Si par le passé, plusieurs études sur le sujet ont pointé du doigt le temps d’exposition comme facteur aggravant, finalement, ce ne serait pas le cas. Contactée par « Le Parisien », l’autrice Manon Collet, médecin généraliste dans le bassin rennais, a expliqué que «peu importe le temps, le problème, c’est l’exposition dès le lever. » Des propos corroborés quelques lignes plus bas par le pédopsychiatre, Lise Barthélémy : «Les écrans, le matin, les excitent toute la journée. En consultation, je vois des petits agités, des comportements brouillés. » Egalement cité, le Collectif « surexposition écrans » (Cose) pointe du doigt la relation de cause à effet, entre la démocratisation des « joujous numériques » et « une hausse faramineuse des troubles du langage, de l’apprentissage, du comportement, relationnels »
A l’école, les instituteurs font rapidement la différence entre les enfants biberonnés à la tété et les autres qui le sont moins, ou pas du tout. Une différence apparemment flagrante. « Souvent à l’écart, ils n’ont pas le langage pour décrire leurs émotions alors ils poussent, griffent, tapent », explique via la même source Maryse Chrétien, présidente de l’Association générale des enseignants des écoles et classes maternelles publiques.

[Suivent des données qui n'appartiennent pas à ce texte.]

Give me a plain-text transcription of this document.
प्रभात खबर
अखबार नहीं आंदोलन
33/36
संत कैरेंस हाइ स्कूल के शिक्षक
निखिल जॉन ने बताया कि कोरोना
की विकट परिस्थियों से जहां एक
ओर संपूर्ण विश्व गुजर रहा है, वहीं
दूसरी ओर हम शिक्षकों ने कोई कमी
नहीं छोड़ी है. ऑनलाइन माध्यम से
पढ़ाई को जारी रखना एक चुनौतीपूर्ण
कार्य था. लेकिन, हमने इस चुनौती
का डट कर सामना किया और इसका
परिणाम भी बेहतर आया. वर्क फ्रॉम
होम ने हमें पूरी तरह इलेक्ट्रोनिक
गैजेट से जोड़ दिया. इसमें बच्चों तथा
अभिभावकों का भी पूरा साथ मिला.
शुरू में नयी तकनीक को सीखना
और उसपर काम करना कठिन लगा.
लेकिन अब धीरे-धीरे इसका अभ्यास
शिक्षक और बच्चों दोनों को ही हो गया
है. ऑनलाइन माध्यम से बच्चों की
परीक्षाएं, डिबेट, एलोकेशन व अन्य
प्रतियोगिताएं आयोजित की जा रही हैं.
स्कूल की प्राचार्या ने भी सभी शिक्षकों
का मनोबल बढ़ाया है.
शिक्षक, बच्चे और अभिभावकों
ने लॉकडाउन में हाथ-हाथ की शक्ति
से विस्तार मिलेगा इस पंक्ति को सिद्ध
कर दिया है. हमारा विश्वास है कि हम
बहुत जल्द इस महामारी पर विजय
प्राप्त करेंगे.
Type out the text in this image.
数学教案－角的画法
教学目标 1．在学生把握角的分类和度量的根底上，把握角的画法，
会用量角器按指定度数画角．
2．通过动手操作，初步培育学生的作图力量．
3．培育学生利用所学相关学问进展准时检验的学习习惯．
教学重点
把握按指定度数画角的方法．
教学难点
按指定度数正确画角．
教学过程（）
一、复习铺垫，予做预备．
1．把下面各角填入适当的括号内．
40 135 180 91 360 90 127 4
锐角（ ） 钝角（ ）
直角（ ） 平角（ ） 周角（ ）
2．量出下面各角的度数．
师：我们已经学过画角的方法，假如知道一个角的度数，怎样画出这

Des attitudes qui ressemblent comme deux gouttes d’eau à celle exprimée par un enfant qui a passé ses matinées devant les écrans dont la famille a accepté de témoigner. En suivant le conseil d’un pédopsychiatre, les parents ont débranché la télé et interdit tous les écrans. Ceux-là ont été remplacés par des jeux de pâte à modeler et des randonnées le week-end. Le résultat ne s’est pas trop fait attendre. Si le premier jour, l’enfant a boudé, au bout d’une semaine, sa colère a fait place nette à l’apaisement et son mutisme à la logorrhée. En plus, le dialogue s’impose lui aussi comme une solution idoine. « Il ne faut pas brimer les enfants. S’ils veulent voir Mickey, par exemple, il vaut mieux leur proposer de raconter l’histoire après, de façon à alimenter un lien social », ajoute le Collectif « surexposition écrans »
Interrogé par le quotidien francilien, le docteur en neurosciences à l’Inserm, Michel Desmurget, a quant à lui porté un regard un peu plus poussé, notamment au niveau des retards du langage développé par les enfants. « En le mettant devant un écran, vous le privez d’une discussion quotidienne. Ce sont des milliers de mots qu’il n’apprendra pas. Si vous échangez beaucoup avec lui, il connaîtra 1.100 à 1.200 mots à 3 ans, alors que si vous parlez peu, seulement 500. » Une préoccupation majeure, surtout que d’après lui, ce retard est difficile à rattraper, pour ne pas dire impossible, car « toucher au langage, c’est toucher au cœur de l’intelligence humaine ».
En outre, Desmurget souligne que la limite d’âge de trois ans n’est ni plus ni moins qu’une « jolie arnaque marketing ». Il argumente :« Les publicitaires développent des programmes prétendument adaptés aux plus de 3 ans, alors qu’en réalité, les écrans sont aussi délétères à 2 ans qu’à 4 ans. Qu’importe leur âge, les enfants ne doivent pas être exposés à la télé, aux tablettes, aux smartphones. Pour moi, c’est zéro écran jusqu’à 6 ans. » Puis de conclure : «On est face à un problème majeur de santé publique. Aujourd’hui, on se rend compte aussi qu’une personne âgée qui regarde la télé trois heures par jour a deux fois plus de risques de développer la maladie d’Alzheimer. Ces écrans nous rendent bêtes. C’est une expérience de décérébration.»